Source: Exterra Energy
Exterra Energy, Inc. (OTCBB: EENI) has acquired 3,100 acres of mineral leases in the North West corner of the Barnett Shale in the dual oil/gas window of Texas.
There are currently 52 wells on the property, of which 44 are producing an average of 35 BOPD. The non-producing eight wells are scheduled to be worked over and put back online immediately. Post work over they are projected to produce 5 BOPD each. This will bring the total daily production to 72 BOPD. The estimated 72 BOPD would calculate to approximately $114,600.00 monthly cash flow post operations and $1,375,200.00 annually.

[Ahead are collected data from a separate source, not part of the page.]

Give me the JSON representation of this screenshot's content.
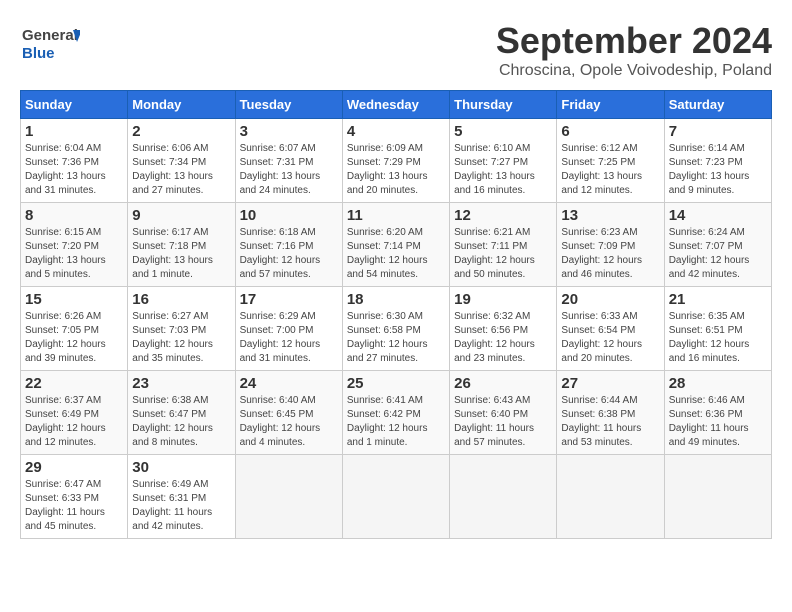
{
  "header": {
    "logo_general": "General",
    "logo_blue": "Blue",
    "month_year": "September 2024",
    "location": "Chroscina, Opole Voivodeship, Poland"
  },
  "weekdays": [
    "Sunday",
    "Monday",
    "Tuesday",
    "Wednesday",
    "Thursday",
    "Friday",
    "Saturday"
  ],
  "weeks": [
    [
      {
        "day": "1",
        "sunrise": "6:04 AM",
        "sunset": "7:36 PM",
        "daylight": "13 hours and 31 minutes."
      },
      {
        "day": "2",
        "sunrise": "6:06 AM",
        "sunset": "7:34 PM",
        "daylight": "13 hours and 27 minutes."
      },
      {
        "day": "3",
        "sunrise": "6:07 AM",
        "sunset": "7:31 PM",
        "daylight": "13 hours and 24 minutes."
      },
      {
        "day": "4",
        "sunrise": "6:09 AM",
        "sunset": "7:29 PM",
        "daylight": "13 hours and 20 minutes."
      },
      {
        "day": "5",
        "sunrise": "6:10 AM",
        "sunset": "7:27 PM",
        "daylight": "13 hours and 16 minutes."
      },
      {
        "day": "6",
        "sunrise": "6:12 AM",
        "sunset": "7:25 PM",
        "daylight": "13 hours and 12 minutes."
      },
      {
        "day": "7",
        "sunrise": "6:14 AM",
        "sunset": "7:23 PM",
        "daylight": "13 hours and 9 minutes."
      }
    ],
    [
      {
        "day": "8",
        "sunrise": "6:15 AM",
        "sunset": "7:20 PM",
        "daylight": "13 hours and 5 minutes."
      },
      {
        "day": "9",
        "sunrise": "6:17 AM",
        "sunset": "7:18 PM",
        "daylight": "13 hours and 1 minute."
      },
      {
        "day": "10",
        "sunrise": "6:18 AM",
        "sunset": "7:16 PM",
        "daylight": "12 hours and 57 minutes."
      },
      {
        "day": "11",
        "sunrise": "6:20 AM",
        "sunset": "7:14 PM",
        "daylight": "12 hours and 54 minutes."
      },
      {
        "day": "12",
        "sunrise": "6:21 AM",
        "sunset": "7:11 PM",
        "daylight": "12 hours and 50 minutes."
      },
      {
        "day": "13",
        "sunrise": "6:23 AM",
        "sunset": "7:09 PM",
        "daylight": "12 hours and 46 minutes."
      },
      {
        "day": "14",
        "sunrise": "6:24 AM",
        "sunset": "7:07 PM",
        "daylight": "12 hours and 42 minutes."
      }
    ],
    [
      {
        "day": "15",
        "sunrise": "6:26 AM",
        "sunset": "7:05 PM",
        "daylight": "12 hours and 39 minutes."
      },
      {
        "day": "16",
        "sunrise": "6:27 AM",
        "sunset": "7:03 PM",
        "daylight": "12 hours and 35 minutes."
      },
      {
        "day": "17",
        "sunrise": "6:29 AM",
        "sunset": "7:00 PM",
        "daylight": "12 hours and 31 minutes."
      },
      {
        "day": "18",
        "sunrise": "6:30 AM",
        "sunset": "6:58 PM",
        "daylight": "12 hours and 27 minutes."
      },
      {
        "day": "19",
        "sunrise": "6:32 AM",
        "sunset": "6:56 PM",
        "daylight": "12 hours and 23 minutes."
      },
      {
        "day": "20",
        "sunrise": "6:33 AM",
        "sunset": "6:54 PM",
        "daylight": "12 hours and 20 minutes."
      },
      {
        "day": "21",
        "sunrise": "6:35 AM",
        "sunset": "6:51 PM",
        "daylight": "12 hours and 16 minutes."
      }
    ],
    [
      {
        "day": "22",
        "sunrise": "6:37 AM",
        "sunset": "6:49 PM",
        "daylight": "12 hours and 12 minutes."
      },
      {
        "day": "23",
        "sunrise": "6:38 AM",
        "sunset": "6:47 PM",
        "daylight": "12 hours and 8 minutes."
      },
      {
        "day": "24",
        "sunrise": "6:40 AM",
        "sunset": "6:45 PM",
        "daylight": "12 hours and 4 minutes."
      },
      {
        "day": "25",
        "sunrise": "6:41 AM",
        "sunset": "6:42 PM",
        "daylight": "12 hours and 1 minute."
      },
      {
        "day": "26",
        "sunrise": "6:43 AM",
        "sunset": "6:40 PM",
        "daylight": "11 hours and 57 minutes."
      },
      {
        "day": "27",
        "sunrise": "6:44 AM",
        "sunset": "6:38 PM",
        "daylight": "11 hours and 53 minutes."
      },
      {
        "day": "28",
        "sunrise": "6:46 AM",
        "sunset": "6:36 PM",
        "daylight": "11 hours and 49 minutes."
      }
    ],
    [
      {
        "day": "29",
        "sunrise": "6:47 AM",
        "sunset": "6:33 PM",
        "daylight": "11 hours and 45 minutes."
      },
      {
        "day": "30",
        "sunrise": "6:49 AM",
        "sunset": "6:31 PM",
        "daylight": "11 hours and 42 minutes."
      },
      null,
      null,
      null,
      null,
      null
    ]
  ]
}
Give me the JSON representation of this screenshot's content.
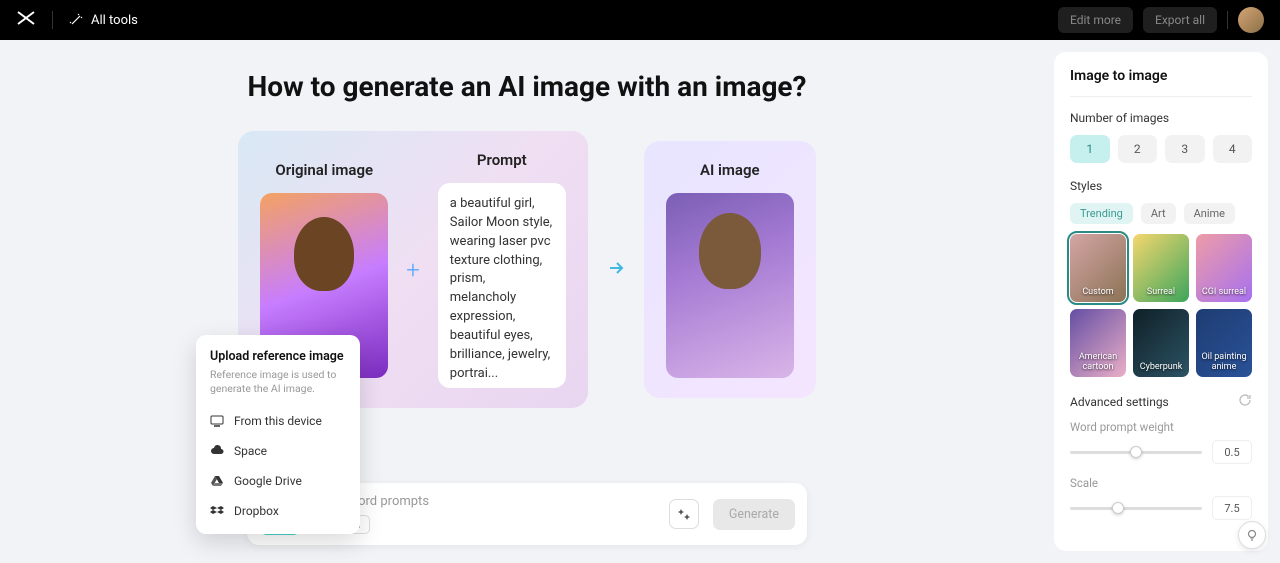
{
  "header": {
    "allTools": "All tools",
    "editMore": "Edit more",
    "exportAll": "Export all"
  },
  "page": {
    "title": "How to generate an AI image with an image?"
  },
  "cards": {
    "originalTitle": "Original image",
    "promptTitle": "Prompt",
    "promptText": "a beautiful girl, Sailor Moon style, wearing laser pvc texture clothing, prism, melancholy expression, beautiful eyes, brilliance, jewelry, portrai...",
    "aiTitle": "AI image"
  },
  "upload": {
    "title": "Upload reference image",
    "subtitle": "Reference image is used to generate the AI image.",
    "items": [
      {
        "label": "From this device",
        "icon": "device"
      },
      {
        "label": "Space",
        "icon": "cloud"
      },
      {
        "label": "Google Drive",
        "icon": "gdrive"
      },
      {
        "label": "Dropbox",
        "icon": "dropbox"
      }
    ]
  },
  "inputBar": {
    "placeholder": "Enter word prompts",
    "chip": "Custom",
    "generate": "Generate"
  },
  "sidebar": {
    "title": "Image to image",
    "numImagesLabel": "Number of images",
    "numOptions": [
      "1",
      "2",
      "3",
      "4"
    ],
    "numSelected": "1",
    "stylesLabel": "Styles",
    "styleTabs": [
      "Trending",
      "Art",
      "Anime"
    ],
    "styleTabSelected": "Trending",
    "styles": [
      "Custom",
      "Surreal",
      "CGI surreal",
      "American cartoon",
      "Cyberpunk",
      "Oil painting anime"
    ],
    "styleSelected": "Custom",
    "advancedLabel": "Advanced settings",
    "wordWeightLabel": "Word prompt weight",
    "wordWeightValue": "0.5",
    "wordWeightPct": 50,
    "scaleLabel": "Scale",
    "scaleValue": "7.5",
    "scalePct": 36
  }
}
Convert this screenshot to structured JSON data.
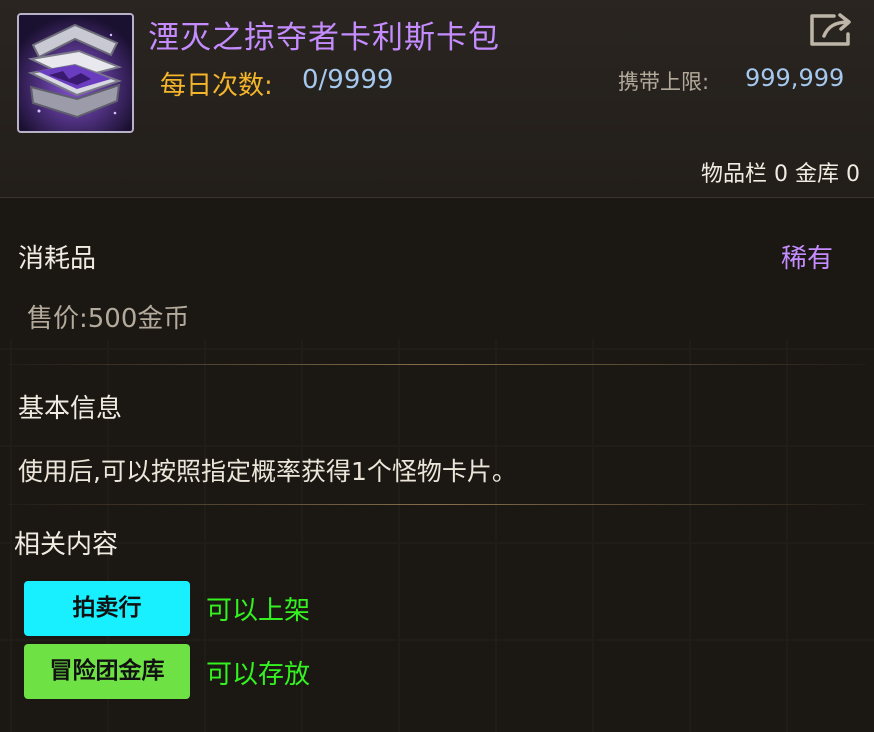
{
  "item": {
    "name": "湮灭之掠夺者卡利斯卡包",
    "icon": "card-pack-icon",
    "daily_label": "每日次数:",
    "daily_value": "0/9999",
    "carry_label": "携带上限:",
    "carry_value": "999,999",
    "storage": {
      "inventory_label": "物品栏",
      "inventory_count": "0",
      "vault_label": "金库",
      "vault_count": "0"
    }
  },
  "details": {
    "category": "消耗品",
    "rarity": "稀有",
    "price": "售价:500金币"
  },
  "basic_info": {
    "title": "基本信息",
    "description": "使用后,可以按照指定概率获得1个怪物卡片。"
  },
  "related": {
    "title": "相关内容",
    "items": [
      {
        "button": "拍卖行",
        "status": "可以上架",
        "color": "#18f0ff"
      },
      {
        "button": "冒险团金库",
        "status": "可以存放",
        "color": "#6ee245"
      }
    ]
  },
  "colors": {
    "title_purple": "#c58cff",
    "gold": "#f4b52b",
    "blue_value": "#a5c8ee",
    "green_status": "#33f220"
  }
}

Additional plans are to develop 10 new oil wells at an estimated cost of $75,000.00 per well, totaling $750,000.00. These 10 new wells are projected, by a third party independent engineer, to produce an estimated 20 BOPD each initially, and decline an estimated 25% the first year. The additional initial production would calculate to an estimated 200 BOPD for the 10 new Oil Wells Developed. Monthly additional cash flow is calculated at an estimated $355,000.00 monthly and $4,260,000.00 annually. Conservative cost to create this additional annual cash flow is $750,000.00. As previously announced, Exterra has a $10,000,000 LOC with Happy State Bank, TX, which can be used for the purchase of producing oil and gas properties. It is management’s intention to begin to use this line in order to bring this work over and drilling project to a producing state.
This 10 well program, after being successful, will be followed by another 80 well drilling program. These drilling locations were confirmed by an independent third party engineer familiar with the field. After successfully unlocking all of the minerals in this shallow region it is Exterra’s intent to go after the deeper zones which would include the dual completion Barnett Shale proven successfully in the area by EOG.